海外生活が長くなると、
- 日本語の語彙が減った
- 漢字が書けなくなった
- 日本語で長い文章が読めない
- 日本語で自分の考えを説明できない
といった悩みを感じるご家庭は少なくありません。
一方で、日本語を維持する方法は家庭によってさまざまです。
大切なのは「完璧を目指すこと」ではなく、子どもの年齢や環境に合わせて日本語に触れる機会を継続することです。
この記事では、海外で暮らす子どもの日本語維持のために取り組みやすい方法をご紹介します。
なぜ日本語の維持が難しいの?
子どもは生活の中で使う言語を自然と身につけます。
現地校やインターナショナルスクールに通う場合、
- 授業
- 友人との会話
- 宿題
- 習い事
の多くが現地語や英語になります。
そのため、日本語を意識的に使う機会を作らなければ、日本語力は少しずつ低下していくことがあります。
特に影響を受けやすいのは、
- 読解力
- 漢字力
- 作文力
といわれています。
家庭で日本語を使う時間をつくる
最も身近な方法は、家庭内で日本語を使うことです。
- 食事中の会話
- その日の出来事を話す
- 日本のニュースについて話す
など、特別な教材がなくても日本語を使う機会は作れます。
「日本語で考えを伝える習慣」を続けることが大切です。
日本語の本を読む
読書は語彙力や読解力の維持に効果的です。
年齢に応じて、
- 絵本
- 児童書
- 小説
- 学習まんが
などを活用しましょう。
無理に難しい本を読ませるよりも、子どもが興味を持てる内容を選ぶことが継続のポイントです。
日本の教材を活用する
海外からでも利用できる通信教育や教材があります。
例えば、
- Z会
- ピグマキッズくらぶ
- 進学くらぶ
- すらら
などがあります。
帰国後の学習や受験を見据えている場合は、日本の学習進度を確認しながら取り組める教材を選ぶと安心です。
オンライン学習を活用する
近年は海外から受講できるオンライン学習も充実しています。
例えば、
- ena国際部
- 進学くらぶ
- SAPIX International Tokyo
- オンライン家庭教師
などがあります。
日本語で学ぶ機会を定期的に確保することで、学習習慣の維持にもつながります。
日本語の本を定期的に届けてもらう
海外では日本語の本が手に入りにくい地域もあります。
そのような場合は、日本語図書の配本サービスを利用する方法があります。
代表的なサービスとして、JOES(海外子女教育振興財団) の配本サービスがあります。
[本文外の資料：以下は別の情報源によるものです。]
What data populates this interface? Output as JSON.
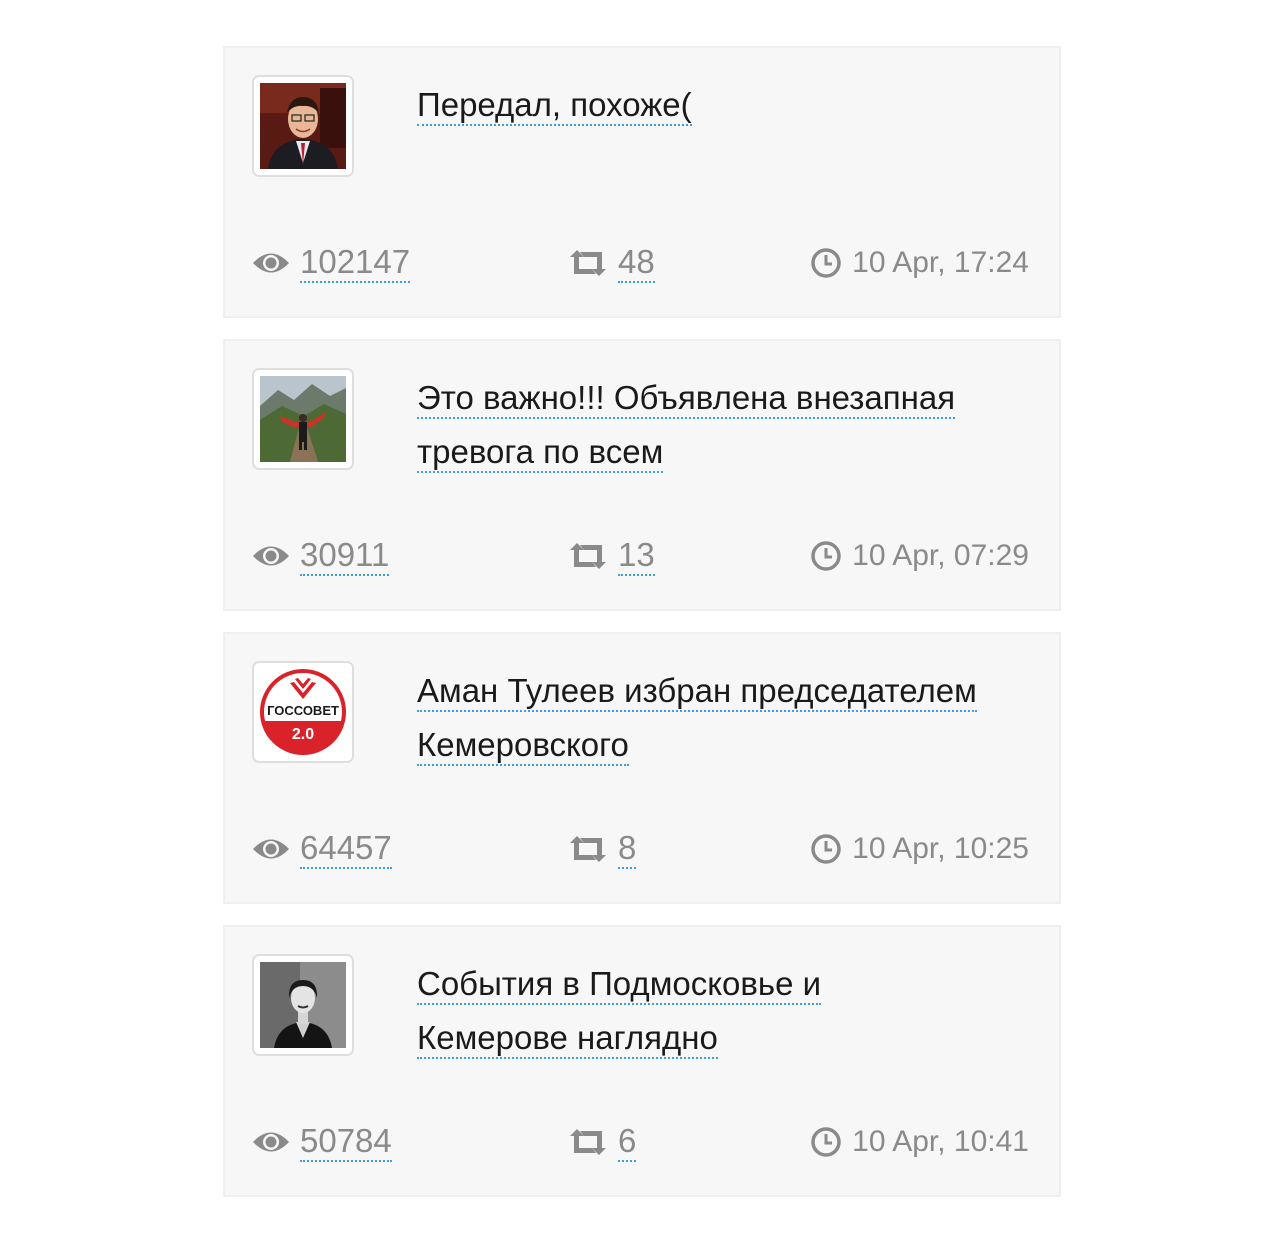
{
  "posts": [
    {
      "avatar": "man-in-suit-photo",
      "title": "Передал, похоже(",
      "views": "102147",
      "shares": "48",
      "time": "10 Apr, 17:24"
    },
    {
      "avatar": "hiker-mountain-photo",
      "title": "Это важно!!! Объявлена внезапная тревога по всем",
      "views": "30911",
      "shares": "13",
      "time": "10 Apr, 07:29"
    },
    {
      "avatar": "gossovet-logo",
      "logo_text_top": "ГОССОВЕТ",
      "logo_text_bottom": "2.0",
      "title": "Аман Тулеев избран председателем Кемеровского",
      "views": "64457",
      "shares": "8",
      "time": "10 Apr, 10:25"
    },
    {
      "avatar": "woman-bw-portrait",
      "title": "События в Подмосковье и Кемерове наглядно",
      "views": "50784",
      "shares": "6",
      "time": "10 Apr, 10:41"
    }
  ],
  "icons": {
    "views": "eye-icon",
    "shares": "retweet-icon",
    "time": "clock-icon"
  },
  "colors": {
    "link_underline": "#3aa0e0",
    "card_bg": "#f7f7f7",
    "stat_text": "#8a8a8a",
    "logo_red": "#d9222a"
  }
}
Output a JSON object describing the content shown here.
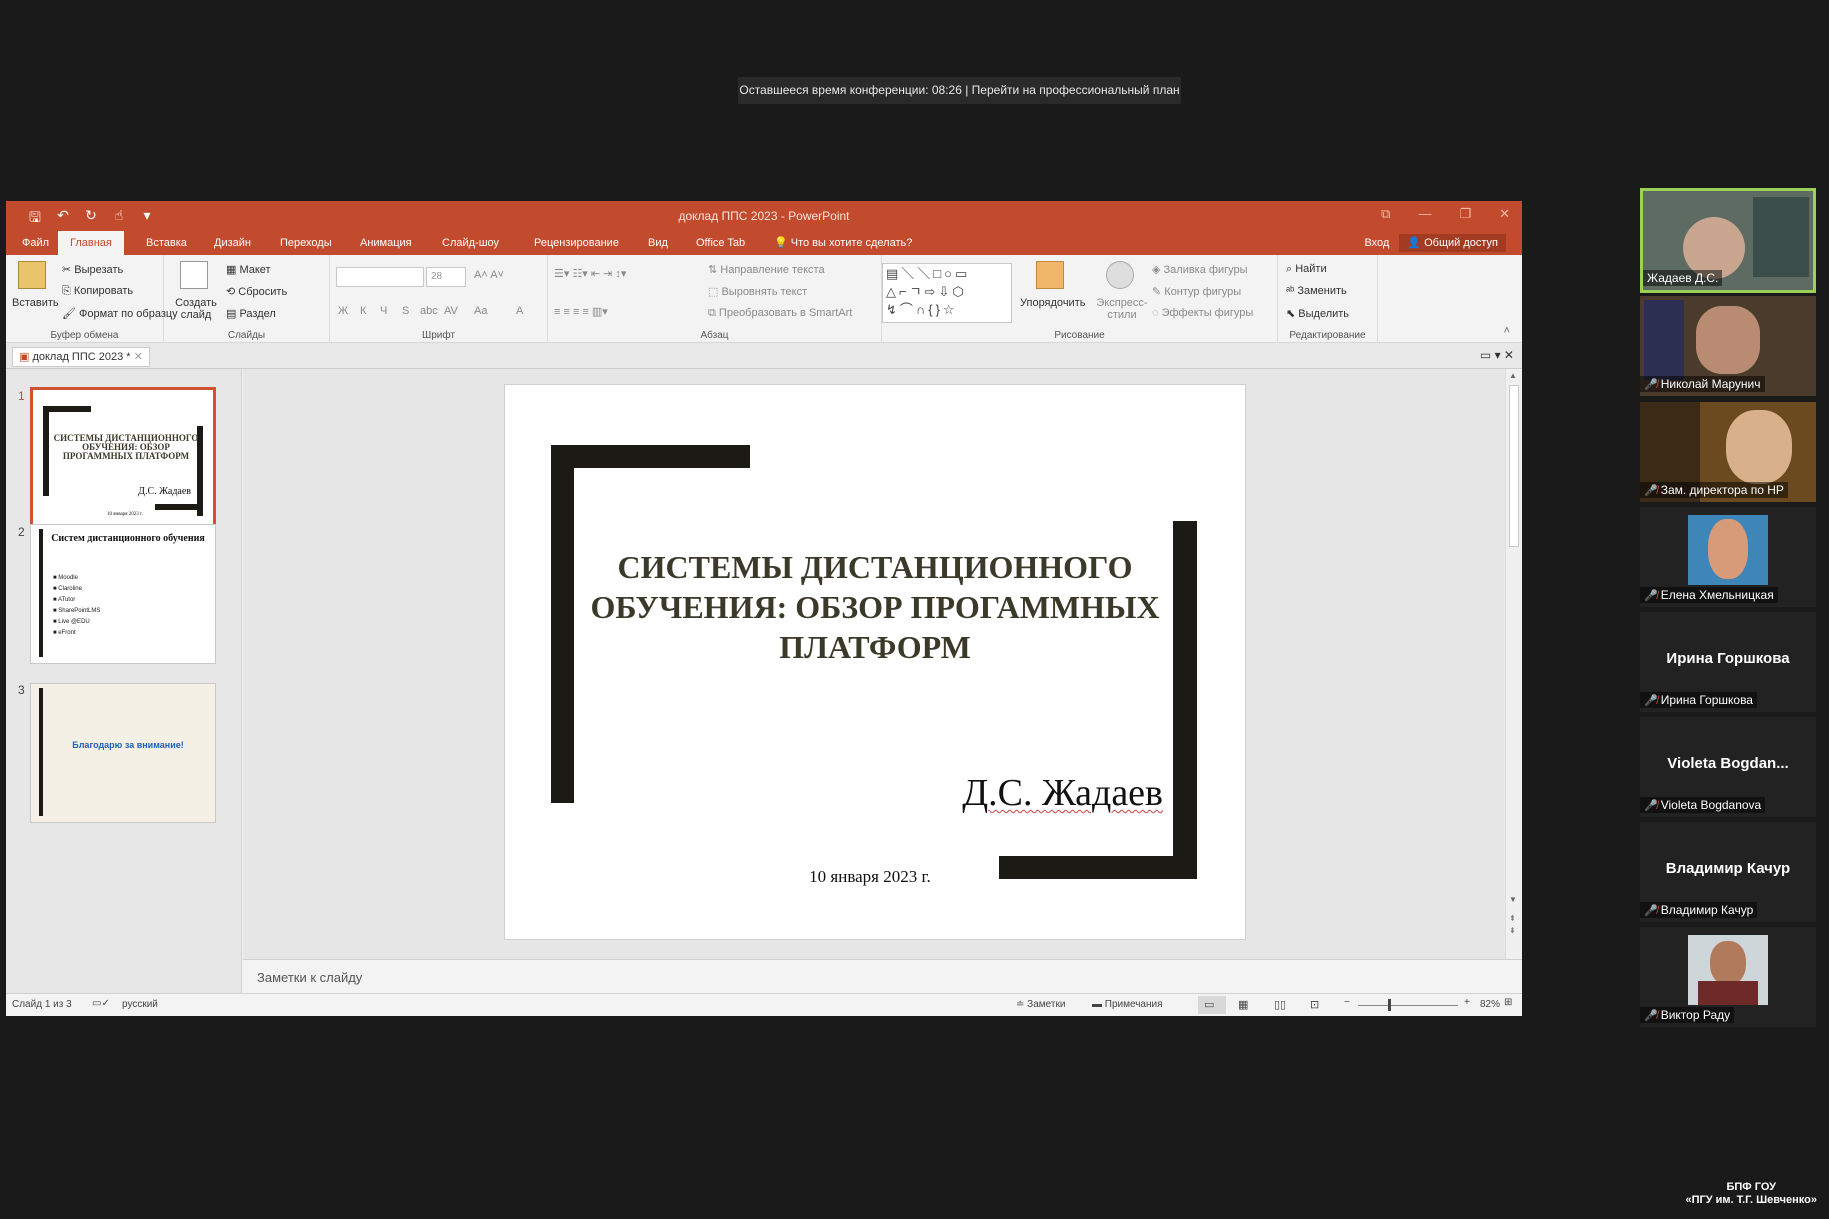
{
  "banner": {
    "text": "Оставшееся время конференции: 08:26 | Перейти на профессиональный план"
  },
  "window": {
    "title": "доклад ППС 2023 - PowerPoint",
    "controls": [
      "⧉",
      "—",
      "❐",
      "✕"
    ]
  },
  "qat": {
    "save": "🖫",
    "undo": "↶",
    "redo": "↻",
    "touch": "☝",
    "more": "▾"
  },
  "menu": {
    "tabs": [
      "Файл",
      "Главная",
      "Вставка",
      "Дизайн",
      "Переходы",
      "Анимация",
      "Слайд-шоу",
      "Рецензирование",
      "Вид",
      "Office Tab"
    ],
    "active_tab": "Главная",
    "tell_me": "Что вы хотите сделать?",
    "signin": "Вход",
    "share": "Общий доступ"
  },
  "ribbon": {
    "clipboard": {
      "label": "Буфер обмена",
      "paste": "Вставить",
      "cut": "Вырезать",
      "copy": "Копировать",
      "format_painter": "Формат по образцу"
    },
    "slides": {
      "label": "Слайды",
      "new_slide": "Создать слайд",
      "layout": "Макет",
      "reset": "Сбросить",
      "section": "Раздел"
    },
    "font": {
      "label": "Шрифт",
      "size": "28",
      "bold": "Ж",
      "italic": "К",
      "underline": "Ч",
      "shadow": "S",
      "strike": "abc",
      "spacing": "AV",
      "case": "Aa",
      "color": "A"
    },
    "paragraph": {
      "label": "Абзац",
      "text_dir": "Направление текста",
      "align_text": "Выровнять текст",
      "smartart": "Преобразовать в SmartArt"
    },
    "drawing": {
      "label": "Рисование",
      "arrange": "Упорядочить",
      "quick_styles": "Экспресс-стили",
      "fill": "Заливка фигуры",
      "outline": "Контур фигуры",
      "effects": "Эффекты фигуры"
    },
    "editing": {
      "label": "Редактирование",
      "find": "Найти",
      "replace": "Заменить",
      "select": "Выделить"
    }
  },
  "doc_tab": {
    "label": "доклад ППС 2023 *"
  },
  "thumbnails": [
    {
      "num": "1",
      "title": "СИСТЕМЫ ДИСТАНЦИОННОГО ОБУЧЕНИЯ: ОБЗОР ПРОГАММНЫХ ПЛАТФОРМ",
      "author": "Д.С. Жадаев",
      "date": "10 января 2023 г."
    },
    {
      "num": "2",
      "title": "Систем дистанционного обучения",
      "bullets": [
        "Moodle",
        "Claroline",
        "ATutor",
        "SharePointLMS",
        "Live @EDU",
        "eFront"
      ]
    },
    {
      "num": "3",
      "title": "Благодарю за внимание!"
    }
  ],
  "slide": {
    "title": "СИСТЕМЫ ДИСТАНЦИОННОГО ОБУЧЕНИЯ: ОБЗОР ПРОГАММНЫХ ПЛАТФОРМ",
    "author": "Д.С. Жадаев",
    "date": "10 января 2023 г."
  },
  "notes": {
    "placeholder": "Заметки к слайду"
  },
  "status": {
    "slide_info": "Слайд 1 из 3",
    "language": "русский",
    "notes_btn": "Заметки",
    "comments_btn": "Примечания",
    "zoom": "82%"
  },
  "participants": [
    {
      "name": "Жадаев Д.С.",
      "video": true,
      "active": true
    },
    {
      "name": "Николай Марунич",
      "video": true
    },
    {
      "name": "Зам. директора по НР",
      "video": true
    },
    {
      "name": "Елена Хмельницкая",
      "video": true
    },
    {
      "name": "Ирина Горшкова",
      "center": "Ирина Горшкова"
    },
    {
      "name": "Violeta Bogdanova",
      "center": "Violeta  Bogdan..."
    },
    {
      "name": "Владимир Качур",
      "center": "Владимир Качур"
    },
    {
      "name": "Виктор Раду",
      "video": true
    }
  ],
  "watermark": {
    "line1": "БПФ ГОУ",
    "line2": "«ПГУ им. Т.Г. Шевченко»"
  },
  "colors": {
    "accent": "#c24a2d",
    "frame": "#1c1a14",
    "title_text": "#3b3a2a"
  }
}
継続的に日本語の本へ触れる機会を作ることができます。
日本への一時帰国を活用する
一時帰国は日本語に集中的に触れられる貴重な機会です。
- 図書館へ行く
- 日本の友達と遊ぶ
- 学校見学に参加する
- 日本語の本をまとめて購入する
など、日本語を実際に使う経験は大きな刺激になります。
日本語力よりも「日本語が好き」を大切に
日本語維持というと、
- 漢字
- 読書量
- 学習時間
に目が向きがちです。
しかし、長く続けるためには「日本語が好き」「日本の本を読みたい」「日本の友達と話したい」という気持ちも大切です。
アニメや漫画、好きな本などを通して、日本語に楽しく触れられる環境を作ることも日本語維持につながります。
まとめ
海外生活では、意識して日本語に触れる機会を作らなければ、日本語力を維持することは簡単ではありません。
しかし、
- 家庭で日本語を使う
- 日本語の本を読む
- 通信教育やオンライン学習を活用する
- 配本サービスを利用する
- 一時帰国を活用する
といった方法を組み合わせることで、日本語力を維持しやすくなります。
大切なのは完璧を目指すことではなく、子どもに合った形で日本語とのつながりを続けることです。